I know we’re doing our best. Dealing with our hangups and our sins and habits of mind and character that aren’t perfectly in keeping with the Lord Jesus Christ. But that thing that keeps us going! What is it? I would say it has to do with whatever it was that the Father wrote on your heart when He first thought you up. Think about how big a miracle it is for you to have met Jesus! Because without Him, all those words He wrote won’t amount to much. Keeping this in view is what helps the burden ease (I can feel it lessen even as I write) and what brings us back to humility. God is in control. His mercy and peace and His abundance are keeping us on the path He has for us. We can do things, of course, to help it along. But if we end up getting mired in things we had no business getting involved with, where did we go wrong? I find that meditating on the top two passages and others like them (see 2 Samuel 22:33 and Philippians 1:6) are necessary to keep in tune with the Lord. And prayer. Jesus prayed all the time and all the more when things pressed Him to breaking point. He would spend all night alone with His Father (see Luke 6:12) praying and struggling and obtaining that peace He needed to continue.

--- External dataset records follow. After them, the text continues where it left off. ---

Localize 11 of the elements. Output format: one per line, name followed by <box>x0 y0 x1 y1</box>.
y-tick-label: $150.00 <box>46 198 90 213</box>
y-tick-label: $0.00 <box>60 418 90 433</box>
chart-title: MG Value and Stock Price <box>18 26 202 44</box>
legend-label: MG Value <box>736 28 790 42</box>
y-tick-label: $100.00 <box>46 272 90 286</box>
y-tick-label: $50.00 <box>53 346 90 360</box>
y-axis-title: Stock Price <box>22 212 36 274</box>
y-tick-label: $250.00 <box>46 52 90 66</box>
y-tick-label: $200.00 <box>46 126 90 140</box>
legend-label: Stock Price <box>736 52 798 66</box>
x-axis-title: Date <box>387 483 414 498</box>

“Then said I, Lo, I come: in the volume of the book it is written of me, I delight to do Thy will, O my God: yea, Thy law is within my heart.” (Psalm 40:7)

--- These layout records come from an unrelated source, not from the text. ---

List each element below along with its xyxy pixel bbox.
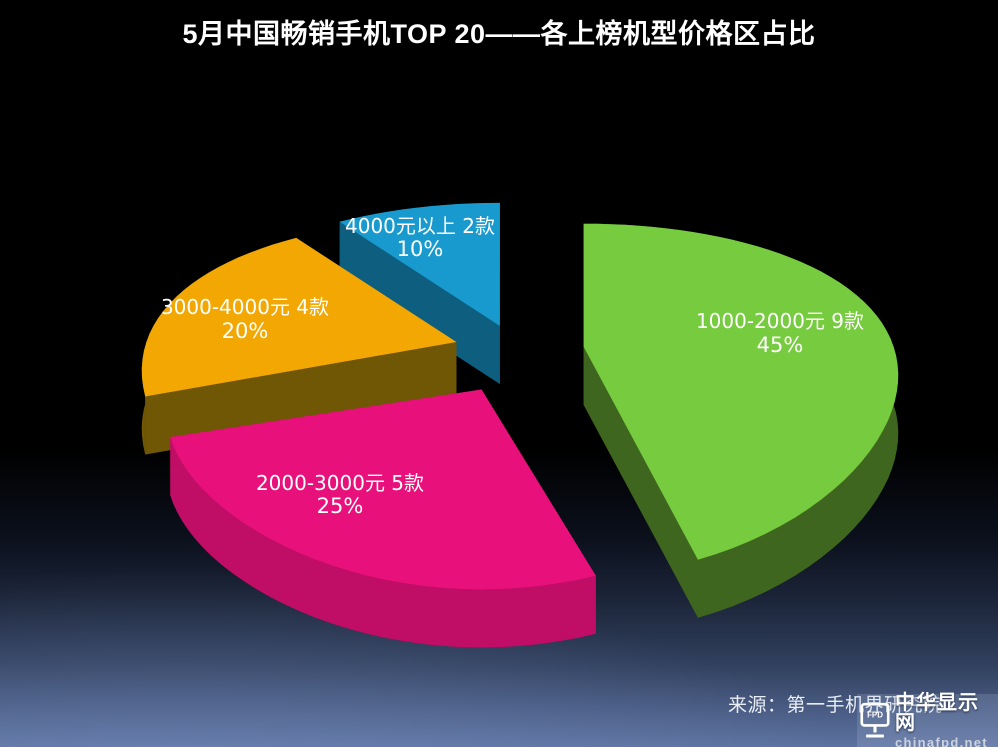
slice-top	[141, 237, 457, 397]
slice-top	[170, 389, 596, 590]
slice-rim	[170, 437, 596, 648]
watermark-site-name: 中华显示网	[895, 691, 979, 734]
slice-top	[583, 223, 899, 560]
watermark-site-url: chinafpd.net	[895, 734, 988, 747]
monitor-icon: FPD	[860, 702, 890, 738]
watermark: FPD 中华显示网 chinafpd.net	[857, 691, 998, 747]
slice-label: 1000-2000元 9款 45%	[696, 309, 864, 357]
monitor-icon-label: FPD	[867, 710, 883, 719]
chart-title: 5月中国畅销手机TOP 20——各上榜机型价格区占比	[182, 19, 816, 49]
slice-top	[339, 202, 500, 326]
slice-label: 4000元以上 2款 10%	[345, 214, 495, 261]
slice-label: 3000-4000元 4款 20%	[161, 295, 329, 343]
slice-wall	[145, 342, 457, 455]
slice-wall	[583, 346, 698, 618]
slice-label: 2000-3000元 5款 25%	[256, 471, 424, 518]
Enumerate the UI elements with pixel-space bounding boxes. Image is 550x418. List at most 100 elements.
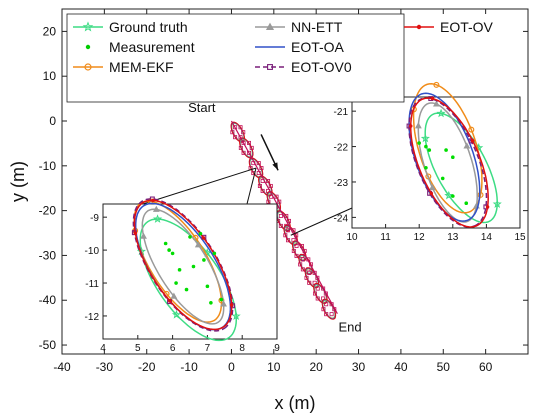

The writer of Hebrews quotes the psalm at length describing Christ (See Hebrews 10:7-10). The Father had a preordained path for His Son to walk in and it’s no different for us. It includes both His permissive will and His perfect will and also the unraveling of mistakes we make. God knows it all. He knew you were on your way so He made ready. This might run counter to the idea of us making ourselves ready (see Revelation 19:7) but what I mean is, the Lord knows everything about you. About me. And He loves you, wrap your mind around that and don’t forget it.

Revel In the Details

“In all thy ways acknowledge Him…” (Proverbs 3:6a)

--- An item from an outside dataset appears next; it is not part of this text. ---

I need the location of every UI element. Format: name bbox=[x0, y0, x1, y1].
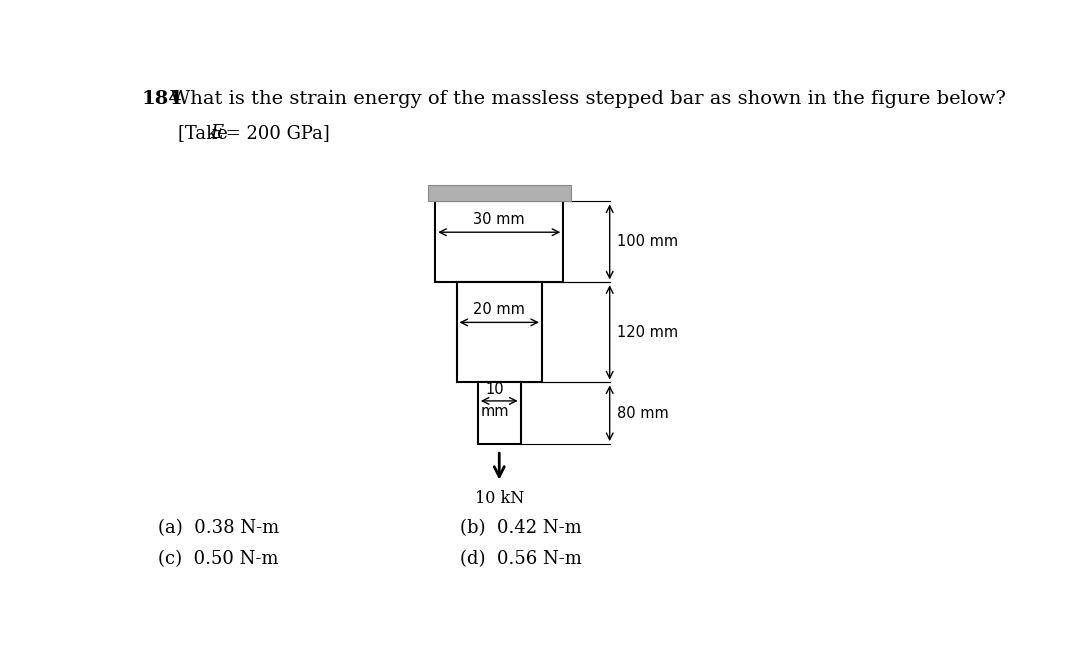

Did you know that’s the antidote to any fear based on circumstances that seek to inundate you? It surely is. Think about what Solomon is saying when he says “in all thy ways”. When I was a kid and my dad would admonish me to live according to this verse, I would get supremely discouraged as I felt it was a literal thing—to be actively engaged in sharing every single sensation I felt with my Heavenly Father. The thing about my dad was that he sought to live it out in that very way though. He would tell me this story of having gone back to school after Winter break. It was during that two weeks off that he met the Lord and so everything going forward had been wiped clean of the past and all was fresh and new. He tells me he has this jacket of indigo blue with red, yellow and green lines running the length of the sleeve (and, I assume the body of the jacket). He remembers looking down at his sleeve seeing individual snowflakes light on the fabric and stand out like intricate diamonds against the dark, multicolored backdrop. And now I have this story. There’s obviously something there because the story fires in my mind when I really screw down my attention to this verse and ponder its truth in light of my avalanche of circumstances. But then there’s the rest of the verse:

“…and He shall direct thy paths.” (Proverbs 3:6b)

The thing about the details of life is that life is made up of millions of tiny details. Details are the stuff of life. Thoughts are about the smallest thing I know, only because they would seem to be symbolic of something else: that synapse firing in your brain (another intangible) that gives rise to whatever thought is in your mind while you read this. I’m reminded of Paul’s second letter to the Corinthians wherein he tells us to bring “into captivity every thought to the obedience of Christ.” (2 Corinthians 10:5) And it would seem any and every physical detail we elect to focus on to the neglect of the greater whole (seriously, letting go of the big picture at times is a sign, an act of trust) has its own thought. Like a snowflake or a piece of glitter you notice in the carpet. A mote of dust floating through the air. Any pattern on any surface you encounter has exquisite detail if you know how to look. It isn’t even a matter of knowing where. Revel. All around you is this rich, beautiful loam of perception that you (and I) get the gift of experiencing.